Ceux qui tiennent à Jésus partagent le droit de Jésus.
Mais Jésus qui sait qu’il ne serait pas compris et donnerait du scandale, se désiste humblement et charitablement de son droit et paie le tribut.
Dans l’acte même de soumission éclate la majesté de Jésus.
Le statère valait précisément quatre drachmes, qui suffisaient pour Jésus et pour Pierre.
C’est ici assurément un récit très difficile à comprendre, un miracle qui ne porte pas les mêmes caractères que ceux que Jésus accomplit d’ordinaire.
Et d’abord, en quoi consiste-t-il ? Non dans une action par laquelle Jésus aurait produit le statère dans la bouche du poisson, mais dans la science divine qui savait qu’il s’y trouvait. Or, ce n’est pas là ce qui arrête la critique, celle du moins qui voit en Jésus le Fils de Dieu, le Roi de la nature.

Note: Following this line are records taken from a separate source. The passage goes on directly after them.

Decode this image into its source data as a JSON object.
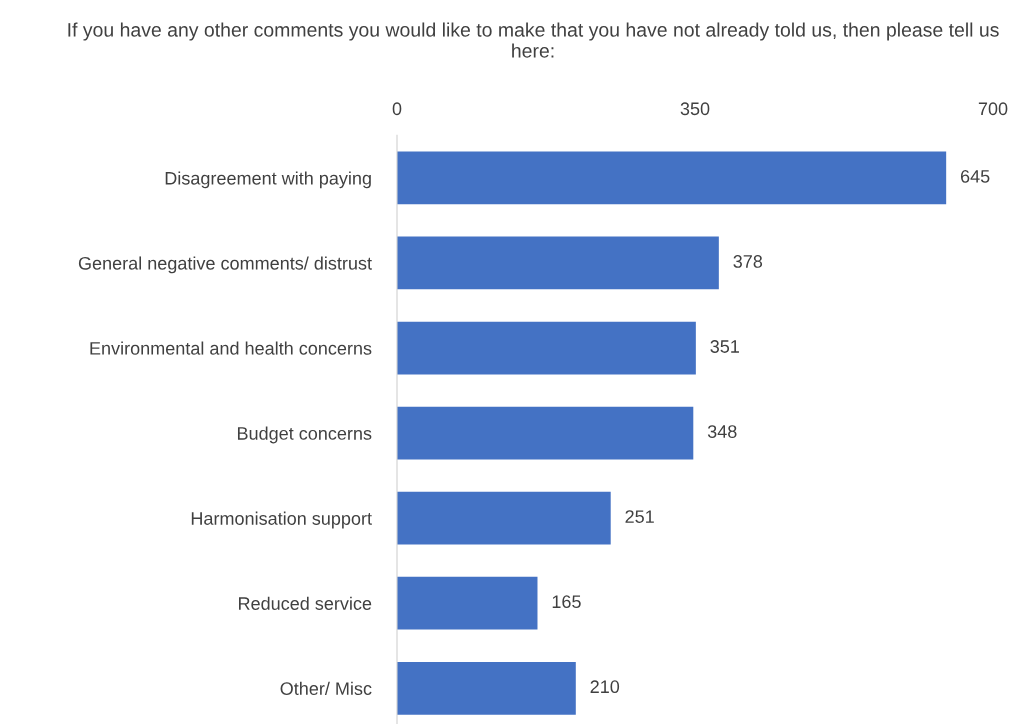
{
  "chart_data": {
    "type": "bar",
    "orientation": "horizontal",
    "title": "If you have any other comments you would like to make that you have not already told us, then please tell us here:",
    "categories": [
      "Disagreement with paying",
      "General negative comments/ distrust",
      "Environmental and health concerns",
      "Budget concerns",
      "Harmonisation support",
      "Reduced service",
      "Other/ Misc"
    ],
    "values": [
      645,
      378,
      351,
      348,
      251,
      165,
      210
    ],
    "color": "#4472c4",
    "xlim": [
      0,
      700
    ],
    "xticks": [
      0,
      350,
      700
    ],
    "data_labels": true,
    "grid": false,
    "legend": false
  }
}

Mais elle objecte que ce miracle est inutile, vu la facilité de se procurer d’une autre manière, à Capernaüm, cette petite valeur de quatre drachmes. Elle objecte ensuite que jamais Jésus n’a fait de miracles pour lui-même (comparer Matthieu 4.3-4).

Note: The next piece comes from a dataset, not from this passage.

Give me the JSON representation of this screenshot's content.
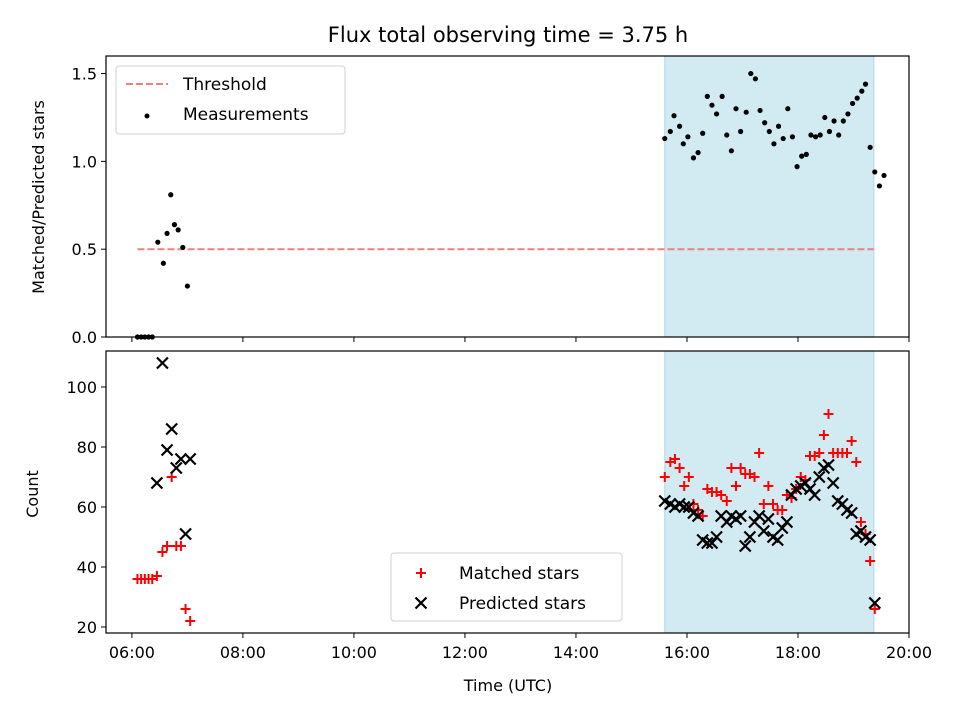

Elle fait observer enfin que l’exécution de l’ordre donné à Pierre, c’est-à-dire le fait même de cette pêche miraculeuse n’est point raconté. D’où elle a conclu que les paroles de Jésus ont été défigurées par une tradition que Matthieu rapporte seul ; que celle-ci aurait, par exemple, transformé en un fait historique ce qui était primitivement une parabole par laquelle Jésus voulait enseigner aux siens le devoir de payer les impôts.
Inutile de citer les puériles tentatives d’interprétation rationnelle, comme celle qui prétend que Pierre devait vendre ce poisson et en donner le prix aux percepteurs.
L’exégèse n’a pas à discuter ces hypothèses, mais à s’en tenir simplement aux données du récit, dont le sens est clair. Ce récit renferme pour la piété de précieuses leçons : la pauvreté de Jésus, qui ne possède pas quatre drachmes, l’humilité avec laquelle il renonce à son droit divin pour remplir un si pale devoir de citoyen, sa charité, qui évite de heurter des préjugés ; sa grandeur divine, à laquelle tout dans la nature doit servir.